Penso no que há de belo e trágico na máscara do palhaço. No sorriso projetado e nos olhos que, mesmo anciãos, guardam o mesmo brilho, a mesma vontade, a mesma alma de artista. Penso no que há de grande em alguém como o Carequinha, que não desiste em seu traje de lamê colorido, na grande gola que ele mexe com os ombros, na bem-cuidada maquiagem, no chapéu e na expressão que tanta gente aprendeu a amar. E agradeço por estar ali, guardando seus 90 anos como um presente reservado a mim, unicamente a mim, há tantos anos, e só agora entregue.
Subimos no palco ao final, eu e a menina que sempre fui.

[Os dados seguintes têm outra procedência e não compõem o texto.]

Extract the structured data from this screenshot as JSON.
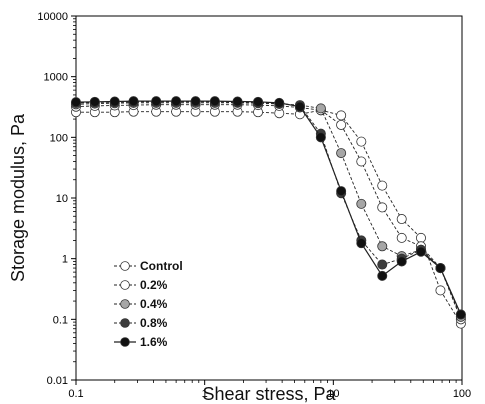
{
  "chart_data": {
    "type": "line",
    "xlabel": "Shear stress, Pa",
    "ylabel": "Storage modulus, Pa",
    "xscale": "log",
    "yscale": "log",
    "xlim": [
      0.1,
      100
    ],
    "ylim": [
      0.01,
      10000
    ],
    "grid": false,
    "legend_position": "bottom-left",
    "x_tick_labels": [
      "0.1",
      "1",
      "10",
      "100"
    ],
    "y_tick_labels": [
      "0.01",
      "0.1",
      "1",
      "10",
      "100",
      "1000",
      "10000"
    ],
    "series": [
      {
        "name": "Control",
        "marker_fill": "#ffffff",
        "line_style": "dashed",
        "x": [
          0.1,
          0.14,
          0.2,
          0.28,
          0.42,
          0.6,
          0.85,
          1.2,
          1.8,
          2.6,
          3.8,
          5.5,
          8,
          11.5,
          16.5,
          24,
          34,
          48,
          68,
          98
        ],
        "y": [
          260,
          260,
          260,
          265,
          265,
          265,
          265,
          265,
          265,
          260,
          250,
          240,
          280,
          230,
          85,
          16,
          4.5,
          2.2,
          0.3,
          0.085
        ]
      },
      {
        "name": "0.2%",
        "marker_fill": "#ffffff",
        "line_style": "dashed",
        "x": [
          0.1,
          0.14,
          0.2,
          0.28,
          0.42,
          0.6,
          0.85,
          1.2,
          1.8,
          2.6,
          3.8,
          5.5,
          8,
          11.5,
          16.5,
          24,
          34,
          48,
          68,
          98
        ],
        "y": [
          320,
          330,
          335,
          340,
          345,
          345,
          345,
          345,
          345,
          340,
          330,
          310,
          280,
          160,
          40,
          7,
          2.2,
          1.6,
          0.7,
          0.1
        ]
      },
      {
        "name": "0.4%",
        "marker_fill": "#a6a6a6",
        "line_style": "dashed",
        "x": [
          0.1,
          0.14,
          0.2,
          0.28,
          0.42,
          0.6,
          0.85,
          1.2,
          1.8,
          2.6,
          3.8,
          5.5,
          8,
          11.5,
          16.5,
          24,
          34,
          48,
          68,
          98
        ],
        "y": [
          350,
          360,
          365,
          370,
          370,
          370,
          370,
          370,
          370,
          365,
          355,
          340,
          300,
          55,
          8,
          1.6,
          1.1,
          1.4,
          0.7,
          0.11
        ]
      },
      {
        "name": "0.8%",
        "marker_fill": "#3c3c3c",
        "line_style": "dashed",
        "x": [
          0.1,
          0.14,
          0.2,
          0.28,
          0.42,
          0.6,
          0.85,
          1.2,
          1.8,
          2.6,
          3.8,
          5.5,
          8,
          11.5,
          16.5,
          24,
          34,
          48,
          68,
          98
        ],
        "y": [
          370,
          375,
          380,
          385,
          385,
          385,
          385,
          385,
          380,
          375,
          365,
          330,
          115,
          12,
          2,
          0.8,
          1,
          1.4,
          0.7,
          0.12
        ]
      },
      {
        "name": "1.6%",
        "marker_fill": "#111111",
        "line_style": "solid",
        "x": [
          0.1,
          0.14,
          0.2,
          0.28,
          0.42,
          0.6,
          0.85,
          1.2,
          1.8,
          2.6,
          3.8,
          5.5,
          8,
          11.5,
          16.5,
          24,
          34,
          48,
          68,
          98
        ],
        "y": [
          380,
          385,
          390,
          395,
          395,
          395,
          395,
          395,
          390,
          385,
          370,
          320,
          100,
          13,
          1.8,
          0.52,
          0.9,
          1.3,
          0.7,
          0.12
        ]
      }
    ]
  }
}
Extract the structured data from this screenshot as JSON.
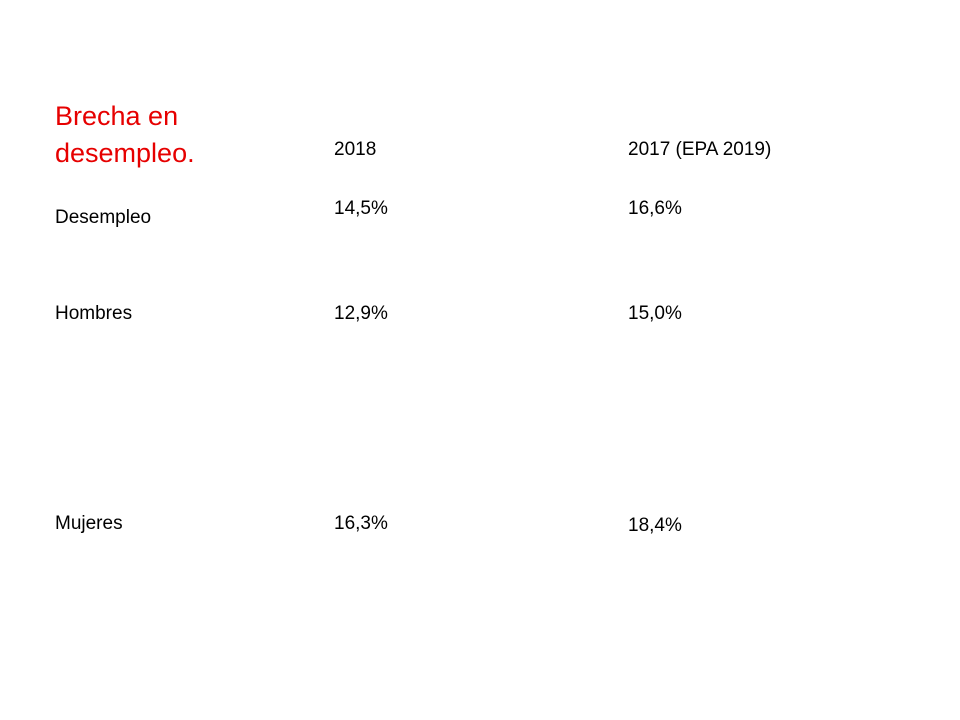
{
  "title": "Brecha en desempleo.",
  "table": {
    "headers": [
      "2018",
      "2017 (EPA 2019)"
    ],
    "rows": [
      {
        "label": "Desempleo",
        "values": [
          "14,5%",
          "16,6%"
        ]
      },
      {
        "label": "Hombres",
        "values": [
          "12,9%",
          "15,0%"
        ]
      },
      {
        "label": "Mujeres",
        "values": [
          "16,3%",
          "18,4%"
        ]
      }
    ]
  },
  "colors": {
    "title": "#e60000",
    "text": "#000000",
    "background": "#ffffff"
  }
}
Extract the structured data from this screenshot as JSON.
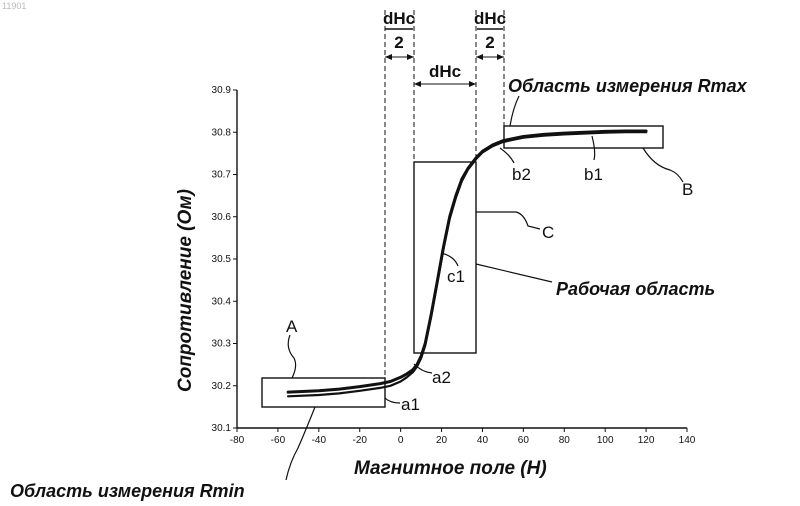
{
  "watermark": "11901",
  "chart_data": {
    "type": "line",
    "xlabel": "Магнитное поле (Н)",
    "ylabel": "Сопротивление (Ом)",
    "xlim": [
      -80,
      140
    ],
    "ylim": [
      30.1,
      30.9
    ],
    "x_ticks": [
      -80,
      -60,
      -40,
      -20,
      0,
      20,
      40,
      60,
      80,
      100,
      120,
      140
    ],
    "y_ticks": [
      30.1,
      30.2,
      30.3,
      30.4,
      30.5,
      30.6,
      30.7,
      30.8,
      30.9
    ],
    "grid": false,
    "series": [
      {
        "x": [
          -55,
          -40,
          -30,
          -20,
          -10,
          -5,
          0,
          3,
          6,
          8,
          10,
          12,
          15,
          18,
          21,
          24,
          27,
          30,
          33,
          37,
          40,
          45,
          50,
          60,
          70,
          80,
          90,
          100,
          110,
          120
        ],
        "y": [
          30.185,
          30.188,
          30.192,
          30.198,
          30.205,
          30.21,
          30.22,
          30.228,
          30.238,
          30.25,
          30.27,
          30.3,
          30.37,
          30.45,
          30.53,
          30.6,
          30.65,
          30.69,
          30.715,
          30.74,
          30.755,
          30.77,
          30.78,
          30.79,
          30.795,
          30.798,
          30.8,
          30.802,
          30.803,
          30.803
        ]
      },
      {
        "x": [
          -55,
          -40,
          -30,
          -20,
          -10,
          -5,
          0,
          3,
          6,
          8,
          10,
          12,
          15,
          18,
          21,
          24,
          27,
          30,
          33,
          37,
          40,
          45,
          50,
          60,
          70,
          80,
          90,
          100,
          110,
          120
        ],
        "y": [
          30.175,
          30.178,
          30.182,
          30.188,
          30.195,
          30.2,
          30.21,
          30.22,
          30.232,
          30.245,
          30.265,
          30.295,
          30.365,
          30.445,
          30.525,
          30.595,
          30.645,
          30.685,
          30.712,
          30.737,
          30.752,
          30.767,
          30.777,
          30.787,
          30.792,
          30.795,
          30.797,
          30.799,
          30.8,
          30.8
        ]
      }
    ],
    "annotations": {
      "dim_half_top": "dHc",
      "dim_half_bottom": "2",
      "dim_full": "dHc",
      "region_rmax": "Область измерения Rmax",
      "region_rmin": "Область измерения Rmin",
      "region_work": "Рабочая область",
      "label_A": "A",
      "label_B": "B",
      "label_C": "C",
      "label_a1": "a1",
      "label_a2": "a2",
      "label_b1": "b1",
      "label_b2": "b2",
      "label_c1": "c1"
    }
  }
}
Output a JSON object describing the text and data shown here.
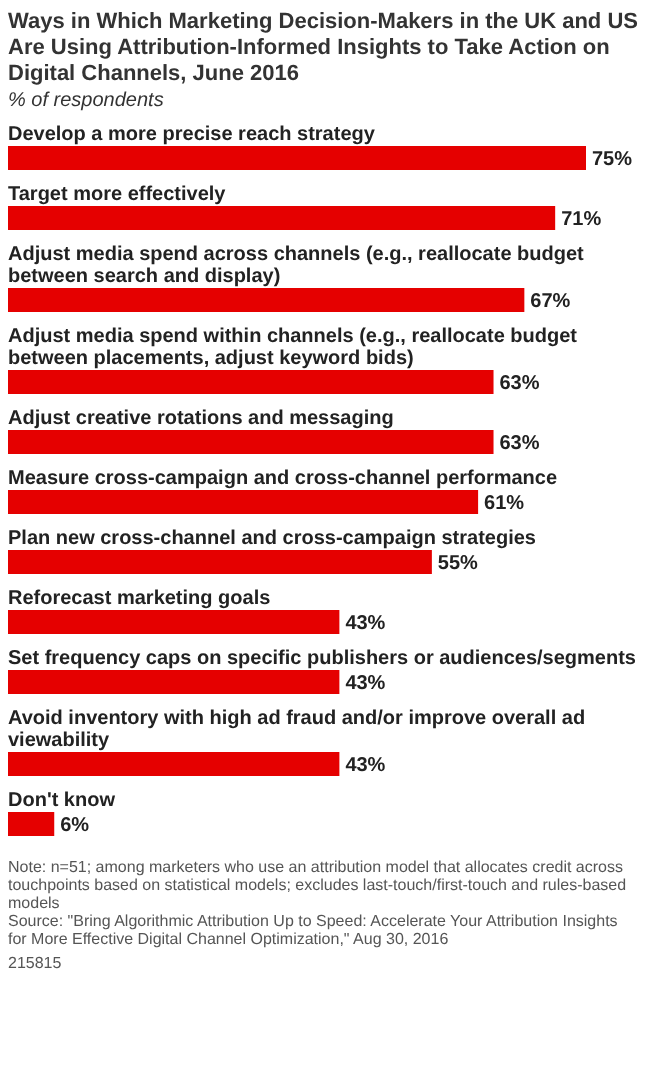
{
  "chart_data": {
    "type": "bar",
    "orientation": "horizontal",
    "title": "Ways in Which Marketing Decision-Makers in the UK and US Are Using Attribution-Informed Insights to Take Action on Digital Channels, June 2016",
    "subtitle": "% of respondents",
    "categories": [
      "Develop a more precise reach strategy",
      "Target more effectively",
      "Adjust media spend across channels (e.g., reallocate budget between search and display)",
      "Adjust media spend within channels (e.g., reallocate budget between placements, adjust keyword bids)",
      "Adjust creative rotations and messaging",
      "Measure cross-campaign and cross-channel performance",
      "Plan new cross-channel and cross-campaign strategies",
      "Reforecast marketing goals",
      "Set frequency caps on specific publishers or audiences/segments",
      "Avoid inventory with high ad fraud and/or improve overall ad viewability",
      "Don't know"
    ],
    "values": [
      75,
      71,
      67,
      63,
      63,
      61,
      55,
      43,
      43,
      43,
      6
    ],
    "value_labels": [
      "75%",
      "71%",
      "67%",
      "63%",
      "63%",
      "61%",
      "55%",
      "43%",
      "43%",
      "43%",
      "6%"
    ],
    "color": "#e50000",
    "annotations": [
      "Note: n=51; among marketers who use an attribution model that allocates credit across touchpoints based on statistical models; excludes last-touch/first-touch and rules-based models",
      "Source: \"Bring Algorithmic Attribution Up to Speed: Accelerate Your Attribution Insights for More Effective Digital Channel Optimization,\" Aug 30, 2016",
      "215815"
    ]
  }
}
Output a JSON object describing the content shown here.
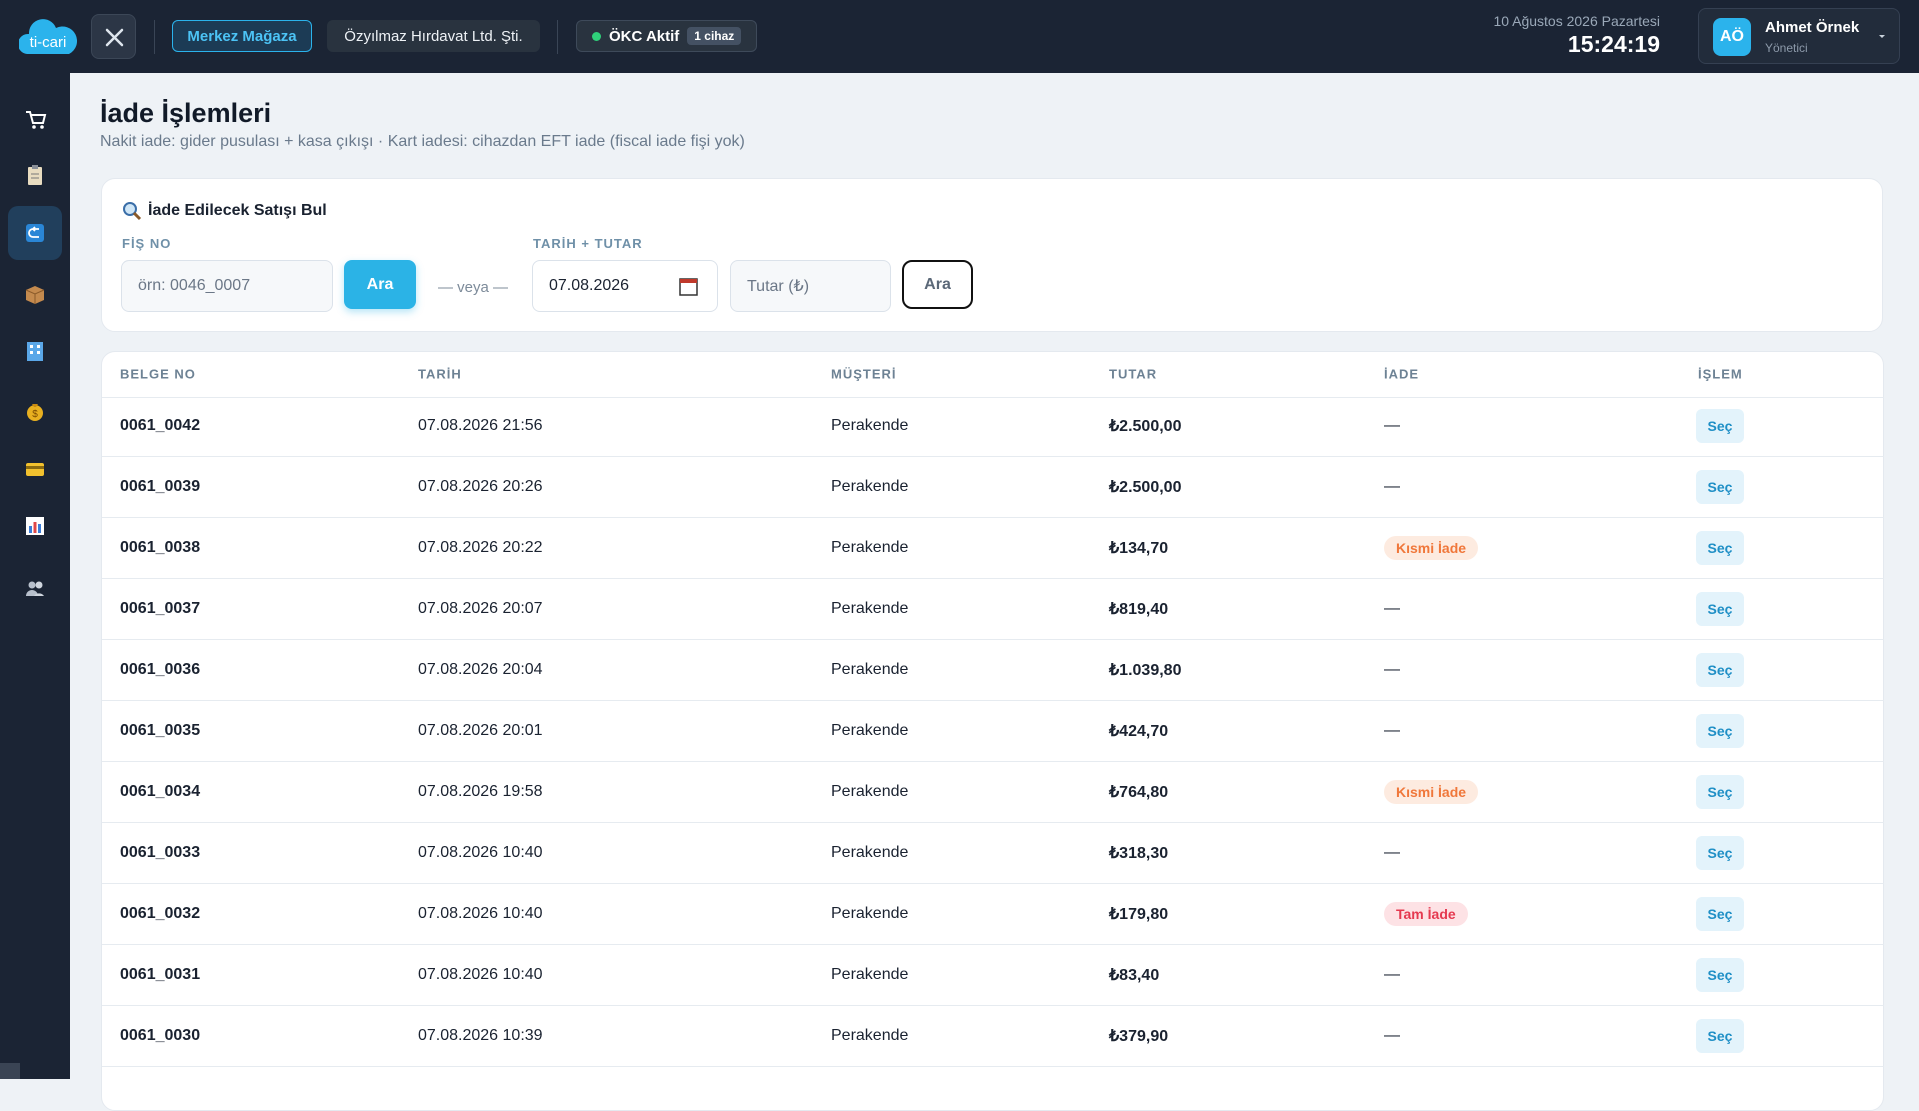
{
  "topbar": {
    "logo": "ti-cari",
    "store": "Merkez Mağaza",
    "company": "Özyılmaz Hırdavat Ltd. Şti.",
    "okc": "ÖKC Aktif",
    "okc_badge": "1 cihaz",
    "date": "10 Ağustos 2026 Pazartesi",
    "time": "15:24:19",
    "user_initials": "AÖ",
    "user_name": "Ahmet Örnek",
    "user_role": "Yönetici"
  },
  "page": {
    "title": "İade İşlemleri",
    "subtitle": "Nakit iade: gider pusulası + kasa çıkışı · Kart iadesi: cihazdan EFT iade (fiscal iade fişi yok)"
  },
  "search": {
    "title": "İade Edilecek Satışı Bul",
    "receipt_label": "FİŞ NO",
    "receipt_placeholder": "örn: 0046_0007",
    "receipt_button": "Ara",
    "or": "— veya —",
    "date_label": "TARİH + TUTAR",
    "date_value": "07.08.2026",
    "amount_placeholder": "Tutar (₺)",
    "date_button": "Ara"
  },
  "table": {
    "columns": [
      "BELGE NO",
      "TARİH",
      "MÜŞTERİ",
      "TUTAR",
      "İADE",
      "İŞLEM"
    ],
    "rows": [
      {
        "belge": "0061_0042",
        "tarih": "07.08.2026 21:56",
        "musteri": "Perakende",
        "tutar": "₺2.500,00",
        "iade": "—",
        "islem": "Seç"
      },
      {
        "belge": "0061_0039",
        "tarih": "07.08.2026 20:26",
        "musteri": "Perakende",
        "tutar": "₺2.500,00",
        "iade": "—",
        "islem": "Seç"
      },
      {
        "belge": "0061_0038",
        "tarih": "07.08.2026 20:22",
        "musteri": "Perakende",
        "tutar": "₺134,70",
        "iade": {
          "text": "Kısmi İade",
          "color": "#f0773a",
          "bg": "#fdebe0"
        },
        "islem": "Seç"
      },
      {
        "belge": "0061_0037",
        "tarih": "07.08.2026 20:07",
        "musteri": "Perakende",
        "tutar": "₺819,40",
        "iade": "—",
        "islem": "Seç"
      },
      {
        "belge": "0061_0036",
        "tarih": "07.08.2026 20:04",
        "musteri": "Perakende",
        "tutar": "₺1.039,80",
        "iade": "—",
        "islem": "Seç"
      },
      {
        "belge": "0061_0035",
        "tarih": "07.08.2026 20:01",
        "musteri": "Perakende",
        "tutar": "₺424,70",
        "iade": "—",
        "islem": "Seç"
      },
      {
        "belge": "0061_0034",
        "tarih": "07.08.2026 19:58",
        "musteri": "Perakende",
        "tutar": "₺764,80",
        "iade": {
          "text": "Kısmi İade",
          "color": "#f0773a",
          "bg": "#fdebe0"
        },
        "islem": "Seç"
      },
      {
        "belge": "0061_0033",
        "tarih": "07.08.2026 10:40",
        "musteri": "Perakende",
        "tutar": "₺318,30",
        "iade": "—",
        "islem": "Seç"
      },
      {
        "belge": "0061_0032",
        "tarih": "07.08.2026 10:40",
        "musteri": "Perakende",
        "tutar": "₺179,80",
        "iade": {
          "text": "Tam İade",
          "color": "#e53950",
          "bg": "#fde2e5"
        },
        "islem": "Seç"
      },
      {
        "belge": "0061_0031",
        "tarih": "07.08.2026 10:40",
        "musteri": "Perakende",
        "tutar": "₺83,40",
        "iade": "—",
        "islem": "Seç"
      },
      {
        "belge": "0061_0030",
        "tarih": "07.08.2026 10:39",
        "musteri": "Perakende",
        "tutar": "₺379,90",
        "iade": "—",
        "islem": "Seç"
      }
    ]
  }
}
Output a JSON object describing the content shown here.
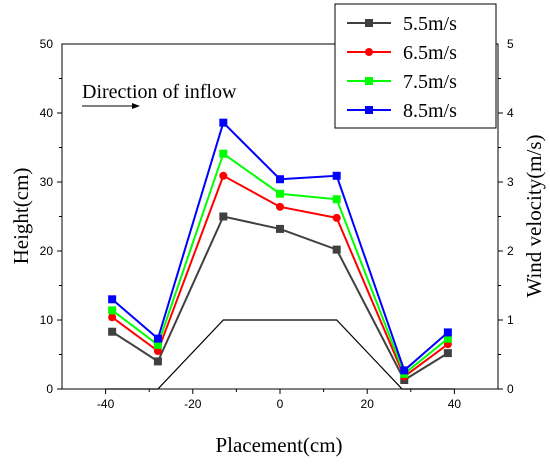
{
  "chart_data": {
    "type": "line",
    "xlabel": "Placement(cm)",
    "ylabel": "Height(cm)",
    "y2label": "Wind velocity(m/s)",
    "xlim": [
      -50,
      50
    ],
    "ylim": [
      0,
      50
    ],
    "y2lim": [
      0,
      5
    ],
    "xticks": [
      "-40",
      "-20",
      "0",
      "20",
      "40"
    ],
    "xtick_values": [
      -40,
      -20,
      0,
      20,
      40
    ],
    "yticks": [
      "0",
      "10",
      "20",
      "30",
      "40",
      "50"
    ],
    "ytick_values": [
      0,
      10,
      20,
      30,
      40,
      50
    ],
    "y2ticks": [
      "0",
      "1",
      "2",
      "3",
      "4",
      "5"
    ],
    "y2tick_values": [
      0,
      1,
      2,
      3,
      4,
      5
    ],
    "annotation": "Direction of inflow",
    "legend_position": "top-right",
    "terrain": {
      "x": [
        -40,
        -28,
        -13,
        13,
        28,
        40
      ],
      "y": [
        0,
        0,
        10,
        10,
        0,
        0
      ]
    },
    "x": [
      -38.5,
      -28,
      -13,
      0,
      13,
      28.5,
      38.5
    ],
    "series": [
      {
        "name": "5.5m/s",
        "color": "#404040",
        "marker": "square",
        "values": [
          0.83,
          0.4,
          2.5,
          2.32,
          2.02,
          0.13,
          0.52
        ]
      },
      {
        "name": "6.5m/s",
        "color": "#ff0000",
        "marker": "circle",
        "values": [
          1.04,
          0.55,
          3.09,
          2.64,
          2.48,
          0.18,
          0.65
        ]
      },
      {
        "name": "7.5m/s",
        "color": "#00ff00",
        "marker": "square",
        "values": [
          1.14,
          0.64,
          3.41,
          2.83,
          2.75,
          0.22,
          0.73
        ]
      },
      {
        "name": "8.5m/s",
        "color": "#0000ff",
        "marker": "square",
        "values": [
          1.3,
          0.73,
          3.86,
          3.04,
          3.09,
          0.27,
          0.82
        ]
      }
    ]
  }
}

E peço ao fotógrafo que o SESC contratou: "Bate uma foto minha com o Carequinha?" Da primeira vez, entro com todo mundo, já que ninguém quer mesmo sair de perto dele; mas resolvo ficar até o final e, depois que todas as crianças já saíram, consigo uma exclusiva. E digo a ele, orgulhosamente: "Carequinha, tenho 49 anos e sou sua fã desde pequenininha!" Ganho um abraço, um sorriso - e uma dádiva para sempre, eternizada na foto que certamente viverá num porta-retrato, com toda a pompa e circunstância, no melhor lugar que eu conseguir encontrar para ela.